„Mneme-Kollektiv“: Tanztheater für Kinder in der Meerwiese
Superheldinnen suchen neue Kraft

Münster-Coerde -

„Turbogigamanipoweristisch“ steht am 1. November (Sonntag) in der Meerwiese auf dem Programm: eine Tanztheatervorstellung für Kinder von sieben bis elf Jahren inszeniert vom „Mneme-Kollektiv“ aus Münster. Das Ensemble hat sich zu Beginn des Jahres 2019 gegründet und choreografiert seitdem Tanztheaterstücke mit und für Kinder und Jugendliche.

Dienstag, 06.10.2020, 12:42 Uhr
Superheldinnen, die ihre alten Fähigkeiten verloren haben und sich auf die Suche nach neuen Superkräften machen, stehen am 1. November (Sonntag) in einer Tanztheatervorstellung für Kinder von sieben bis elf Jahren in der Meerwiese auf dem Bühne.
Superheldinnen, die ihre alten Fähigkeiten verloren haben und sich auf die Suche nach neuen Superkräften machen, stehen am 1. November (Sonntag) in einer Tanztheatervorstellung für Kinder von sieben bis elf Jahren in der Meerwiese auf dem Bühne. Foto: Mario Soose

Mit „Turbogigamanipoweristisch“ steht am 1. November (Sonntag) in der Meerwiese eine Tanztheatervorstellung für Kinder von sieben bis elf Jahren auf dem Programm. Auf der Bühne der Theater-Spielstätte steht an diesem Tag das „Mneme-Kollektiv“ aus Münster.

Das Ensemble aus Münster hat sich nach eigenen Angaben zu Beginn des Jahres 2019 gegründet und choreografiert seitdem Tanztheaterstücke mit und für Kinder und Jugendliche.

Nach der Erstlingsproduktion „Mission Funkel“, einer Sternentanzreise für Kinder von vier bis sieben Jahren, folgt nun am 1. November um 15.30 Uhr die Premiere des Superhelden-Tanztheaterstücks für Kinder ab sieben Jahren im Theater in der Meerwiese.
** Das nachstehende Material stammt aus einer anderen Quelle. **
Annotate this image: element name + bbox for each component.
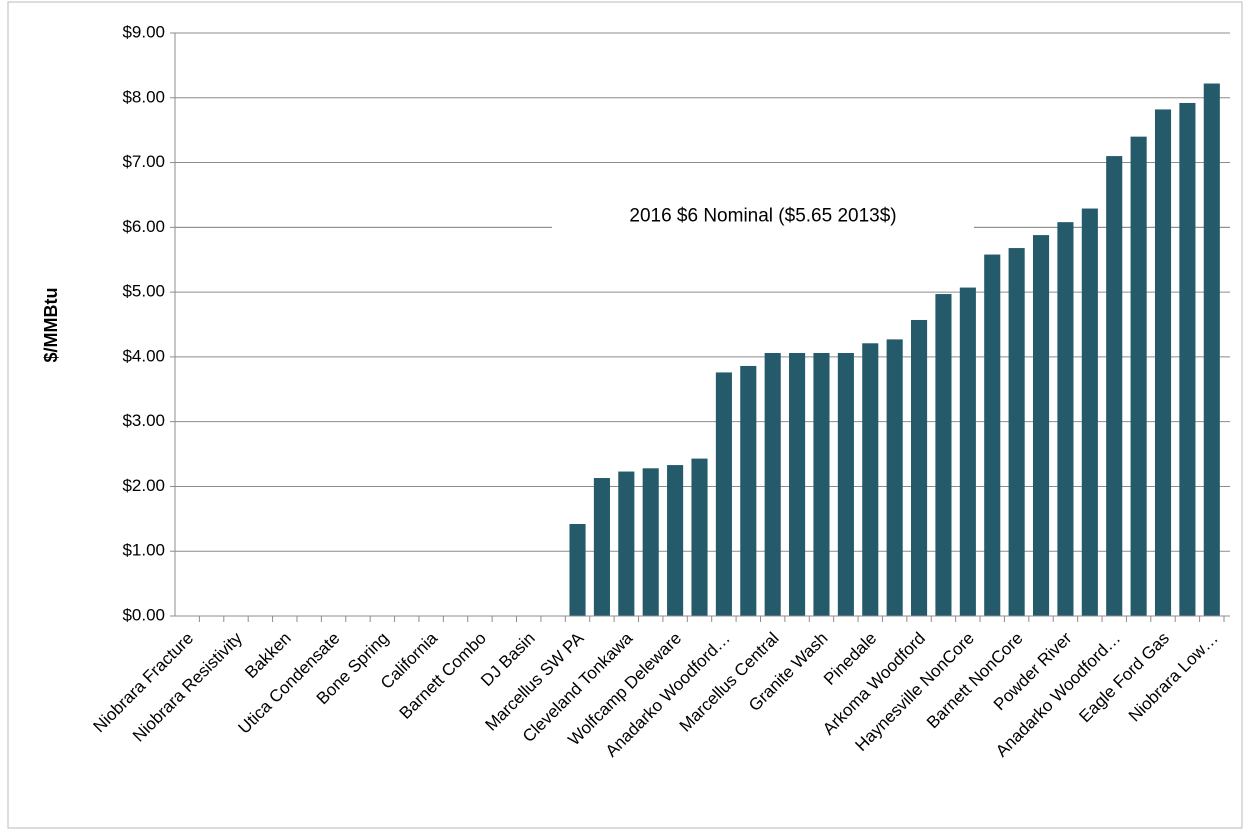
y-tick-label: $3.00 bbox=[122, 411, 165, 430]
bar bbox=[1057, 222, 1074, 616]
bar bbox=[1203, 83, 1220, 616]
bar bbox=[764, 353, 781, 616]
bar bbox=[935, 294, 952, 616]
y-tick-label: $7.00 bbox=[122, 152, 165, 171]
bar bbox=[813, 353, 830, 616]
bar bbox=[618, 471, 635, 616]
bar bbox=[593, 478, 610, 616]
bar bbox=[740, 365, 757, 616]
bar bbox=[959, 287, 976, 616]
bar bbox=[1081, 208, 1098, 616]
chart-frame bbox=[7, 1, 1243, 829]
x-tick-label: Niobrara Low… bbox=[1125, 629, 1222, 726]
y-tick-label: $0.00 bbox=[122, 605, 165, 624]
bar bbox=[1032, 235, 1050, 616]
bar bbox=[911, 319, 928, 616]
bar bbox=[715, 372, 732, 616]
bar bbox=[667, 465, 684, 616]
y-tick-label: $4.00 bbox=[122, 346, 165, 365]
bar bbox=[886, 339, 903, 616]
bar bbox=[789, 353, 806, 616]
y-tick-label: $9.00 bbox=[122, 22, 165, 41]
y-tick-label: $8.00 bbox=[122, 87, 165, 106]
bar bbox=[1130, 136, 1147, 616]
y-axis-label: $/MMBtu bbox=[41, 288, 61, 363]
bar bbox=[642, 468, 659, 616]
annotation-bg bbox=[552, 199, 974, 234]
y-tick-label: $5.00 bbox=[122, 282, 165, 301]
annotation: 2016 $6 Nominal ($5.65 2013$) bbox=[629, 205, 896, 226]
bar bbox=[1106, 156, 1123, 617]
x-tick-label: Barnett Combo bbox=[396, 629, 490, 723]
bar bbox=[569, 524, 586, 616]
y-tick-label: $6.00 bbox=[122, 217, 165, 236]
bar bbox=[862, 343, 879, 616]
bar bbox=[1008, 248, 1025, 616]
y-tick-label: $2.00 bbox=[122, 476, 165, 495]
bar bbox=[1154, 109, 1172, 616]
bar bbox=[1179, 102, 1196, 616]
y-tick-label: $1.00 bbox=[122, 541, 165, 560]
bar bbox=[691, 458, 708, 616]
bar bbox=[837, 353, 854, 616]
bar bbox=[984, 254, 1001, 617]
Nach der Premiere gibt es sofort am Tag danach, am 2. November (Montag), eine weitere Vorstellung um 10 Uhr.

Die Geschichte: Gerade haben die Zuschauer die Superheldinnen noch beim prahlerischen zur Schau stellen ihrer Superkräfte auf ihrem Heimatplaneten beobachten können, schon stehen sie völlig ratlos und verlegen vor ihnen. Denn beim Eintritt in die Erdatmosphäre scheinen sie jede einzelne ihrer besonderen Fähigkeiten verloren zu haben. Sie begeben sich auf eine Suche nach neuen Superkräften, heißt es in der Mitteilung des Mneme-Kollektivs. Dabei gehe es turbulent zu, denn die eigenen Kräfte einzuschätzen, sei manchmal gar nicht so einfach.
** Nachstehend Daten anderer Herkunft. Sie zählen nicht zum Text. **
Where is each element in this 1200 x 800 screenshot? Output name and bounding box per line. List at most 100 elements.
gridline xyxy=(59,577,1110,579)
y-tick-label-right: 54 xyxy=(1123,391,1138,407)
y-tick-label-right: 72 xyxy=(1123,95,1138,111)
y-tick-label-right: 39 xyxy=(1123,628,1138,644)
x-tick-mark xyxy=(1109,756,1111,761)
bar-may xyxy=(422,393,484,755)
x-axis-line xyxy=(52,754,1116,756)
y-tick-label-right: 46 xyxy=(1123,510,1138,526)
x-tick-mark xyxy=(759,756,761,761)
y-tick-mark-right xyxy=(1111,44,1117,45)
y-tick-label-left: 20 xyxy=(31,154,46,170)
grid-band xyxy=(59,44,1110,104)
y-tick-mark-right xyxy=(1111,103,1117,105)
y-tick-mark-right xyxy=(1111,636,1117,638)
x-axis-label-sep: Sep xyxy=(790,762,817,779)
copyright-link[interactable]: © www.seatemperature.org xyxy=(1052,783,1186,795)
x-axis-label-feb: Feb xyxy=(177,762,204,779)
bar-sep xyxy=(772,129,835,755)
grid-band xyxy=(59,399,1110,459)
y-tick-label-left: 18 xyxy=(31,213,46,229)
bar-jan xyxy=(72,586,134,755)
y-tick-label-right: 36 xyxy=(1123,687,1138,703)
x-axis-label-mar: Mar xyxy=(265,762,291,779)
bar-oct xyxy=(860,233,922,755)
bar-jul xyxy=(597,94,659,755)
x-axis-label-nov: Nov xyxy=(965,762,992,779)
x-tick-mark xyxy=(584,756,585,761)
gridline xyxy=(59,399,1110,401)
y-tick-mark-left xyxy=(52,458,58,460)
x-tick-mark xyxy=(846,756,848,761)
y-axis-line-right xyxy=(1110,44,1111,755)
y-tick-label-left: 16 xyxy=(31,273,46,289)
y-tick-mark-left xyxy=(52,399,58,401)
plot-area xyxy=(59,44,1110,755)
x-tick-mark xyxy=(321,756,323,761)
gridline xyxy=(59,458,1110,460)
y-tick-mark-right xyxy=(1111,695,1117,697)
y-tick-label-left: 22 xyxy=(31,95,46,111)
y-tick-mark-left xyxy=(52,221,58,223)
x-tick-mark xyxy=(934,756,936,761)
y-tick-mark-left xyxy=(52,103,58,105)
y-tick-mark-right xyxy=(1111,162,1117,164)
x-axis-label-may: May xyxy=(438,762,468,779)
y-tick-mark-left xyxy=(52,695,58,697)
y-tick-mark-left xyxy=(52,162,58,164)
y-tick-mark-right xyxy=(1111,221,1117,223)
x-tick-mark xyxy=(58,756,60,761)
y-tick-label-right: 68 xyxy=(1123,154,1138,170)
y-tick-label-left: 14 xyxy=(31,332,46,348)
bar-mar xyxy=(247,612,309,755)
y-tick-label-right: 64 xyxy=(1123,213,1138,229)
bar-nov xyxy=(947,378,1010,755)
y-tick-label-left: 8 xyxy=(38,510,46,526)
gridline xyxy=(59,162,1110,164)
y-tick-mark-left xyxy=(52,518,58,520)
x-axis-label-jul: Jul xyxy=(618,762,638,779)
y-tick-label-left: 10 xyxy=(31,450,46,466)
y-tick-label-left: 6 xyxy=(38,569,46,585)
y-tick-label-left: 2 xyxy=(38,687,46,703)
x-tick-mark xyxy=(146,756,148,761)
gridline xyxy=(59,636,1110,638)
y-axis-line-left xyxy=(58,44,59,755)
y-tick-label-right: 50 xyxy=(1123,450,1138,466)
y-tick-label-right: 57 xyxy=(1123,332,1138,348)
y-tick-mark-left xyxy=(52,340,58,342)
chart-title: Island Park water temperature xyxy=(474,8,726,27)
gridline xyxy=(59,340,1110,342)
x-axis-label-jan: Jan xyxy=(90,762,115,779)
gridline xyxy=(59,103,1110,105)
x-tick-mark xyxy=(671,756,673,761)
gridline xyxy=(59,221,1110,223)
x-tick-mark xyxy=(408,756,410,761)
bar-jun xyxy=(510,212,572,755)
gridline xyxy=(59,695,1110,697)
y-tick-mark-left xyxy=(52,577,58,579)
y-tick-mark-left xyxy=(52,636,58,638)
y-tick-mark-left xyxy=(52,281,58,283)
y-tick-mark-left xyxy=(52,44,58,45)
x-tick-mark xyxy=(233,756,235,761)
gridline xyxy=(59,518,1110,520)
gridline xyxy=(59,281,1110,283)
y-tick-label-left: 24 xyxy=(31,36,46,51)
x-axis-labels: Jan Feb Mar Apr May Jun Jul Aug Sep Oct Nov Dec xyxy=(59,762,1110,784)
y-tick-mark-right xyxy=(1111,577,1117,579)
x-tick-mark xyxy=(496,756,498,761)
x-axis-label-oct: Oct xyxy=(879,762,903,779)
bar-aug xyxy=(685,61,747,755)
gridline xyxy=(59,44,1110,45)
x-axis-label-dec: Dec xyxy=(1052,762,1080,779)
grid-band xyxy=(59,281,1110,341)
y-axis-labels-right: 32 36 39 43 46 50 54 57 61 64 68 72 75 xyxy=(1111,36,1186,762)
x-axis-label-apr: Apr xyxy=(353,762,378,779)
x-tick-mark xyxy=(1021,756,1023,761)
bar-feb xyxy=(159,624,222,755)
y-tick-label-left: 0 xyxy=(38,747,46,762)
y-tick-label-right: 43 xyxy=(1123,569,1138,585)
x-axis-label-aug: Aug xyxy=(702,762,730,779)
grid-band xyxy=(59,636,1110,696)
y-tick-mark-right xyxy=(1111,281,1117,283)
Angelehnt an die Geschichte der Superheldinnen können die Kinder anschließend ihre eigenen Stärken erforschen. Die Tänzerinnen des Mneme-Kollektivs leiten einen Workshop, in dem die Kinder kreativ und bewegungsfreudig über ihre individuellen Talente und Besonderheiten nachdenken können.

Dieser Teil finde aber nur statt, wenn die CoronaSchutzverordnung es zu dem Zeitpunkt zulasse, so die Mitteilung des Ensembles weiter.
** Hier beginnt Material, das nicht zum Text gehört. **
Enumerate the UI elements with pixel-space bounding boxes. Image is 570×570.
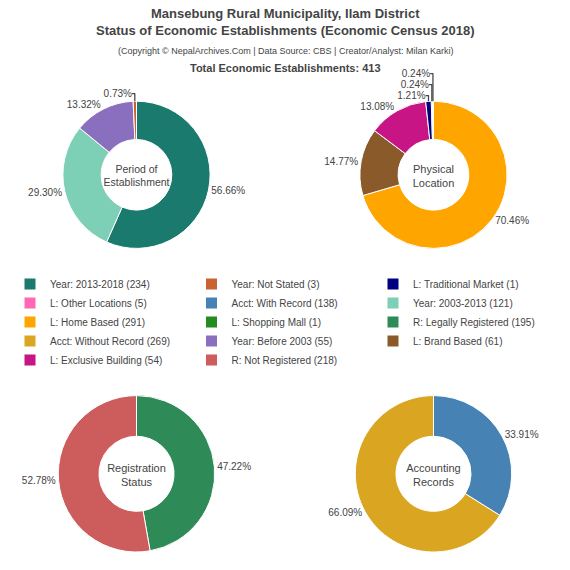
svg-text:Total Economic Establishments:: Total Economic Establishments: 413 [190,62,381,74]
svg-text:L: Home Based (291): L: Home Based (291) [50,317,145,328]
svg-text:70.46%: 70.46% [495,215,529,226]
svg-text:L: Brand Based (61): L: Brand Based (61) [413,336,503,347]
svg-text:Year: 2003-2013 (121): Year: 2003-2013 (121) [413,298,513,309]
svg-text:33.91%: 33.91% [505,429,539,440]
svg-text:56.66%: 56.66% [211,185,245,196]
svg-text:Mansebung Rural Municipality,: Mansebung Rural Municipality, Ilam Distr… [96,6,475,38]
svg-text:0.24%: 0.24% [401,79,429,90]
svg-text:1.21%: 1.21% [397,90,425,101]
svg-text:Year: Before 2003 (55): Year: Before 2003 (55) [232,336,333,347]
svg-text:14.77%: 14.77% [324,156,358,167]
svg-text:Year: 2013-2018 (234): Year: 2013-2018 (234) [50,279,150,290]
svg-text:29.30%: 29.30% [28,187,62,198]
svg-text:R: Legally Registered (195): R: Legally Registered (195) [413,317,535,328]
svg-text:0.24%: 0.24% [402,68,430,79]
svg-text:L: Other Locations (5): L: Other Locations (5) [50,298,147,309]
svg-text:(Copyright © NepalArchives.Com: (Copyright © NepalArchives.Com | Data So… [118,46,453,56]
svg-text:Acct: With Record (138): Acct: With Record (138) [232,298,338,309]
svg-text:0.73%: 0.73% [104,88,132,99]
svg-text:AccountingRecords: AccountingRecords [406,462,460,488]
svg-text:13.32%: 13.32% [67,99,101,110]
svg-text:L: Traditional Market (1): L: Traditional Market (1) [413,279,519,290]
svg-text:52.78%: 52.78% [22,475,56,486]
svg-text:L: Shopping Mall (1): L: Shopping Mall (1) [232,317,322,328]
svg-text:PhysicalLocation: PhysicalLocation [413,163,455,189]
svg-text:66.09%: 66.09% [328,507,362,518]
svg-text:RegistrationStatus: RegistrationStatus [107,462,166,488]
svg-text:L: Exclusive Building (54): L: Exclusive Building (54) [50,355,162,366]
svg-text:R: Not Registered (218): R: Not Registered (218) [232,355,338,366]
svg-text:Year: Not Stated (3): Year: Not Stated (3) [232,279,320,290]
svg-text:Acct: Without Record (269): Acct: Without Record (269) [50,336,170,347]
svg-text:13.08%: 13.08% [360,101,394,112]
svg-text:Period ofEstablishment: Period ofEstablishment [104,163,170,189]
svg-text:47.22%: 47.22% [217,461,251,472]
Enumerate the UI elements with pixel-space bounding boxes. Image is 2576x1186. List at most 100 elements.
Die vier Tänzerinnen Charlotte Petersen, Sarah Bernhard, Friederike Klodwig und Isabel Bernhard tanzen seit klein auf miteinander, und der enge Kontakt sei auch nach den ihren Studiengängen – Tanzpädagogik, zeitgenössischer Bühnentanz und Tanztherapie – in verschiedenen Städten – Arnheim, Amsterdam und Heidelberg – nicht abgebrochen. Mit der Gründung ihres eigenen Kollektivs möchten die vier professionellen Tänzerinnen Tanzformate entwickeln, die Zugänge schaffen und Bewegungsfreude wecken, so die Pressemitteilung weiter. Die Vorstellungen arbeiteten mit einfachen, mobilen Bühnenbildern und seien für Turnhalle oder Schulhof kompatibel.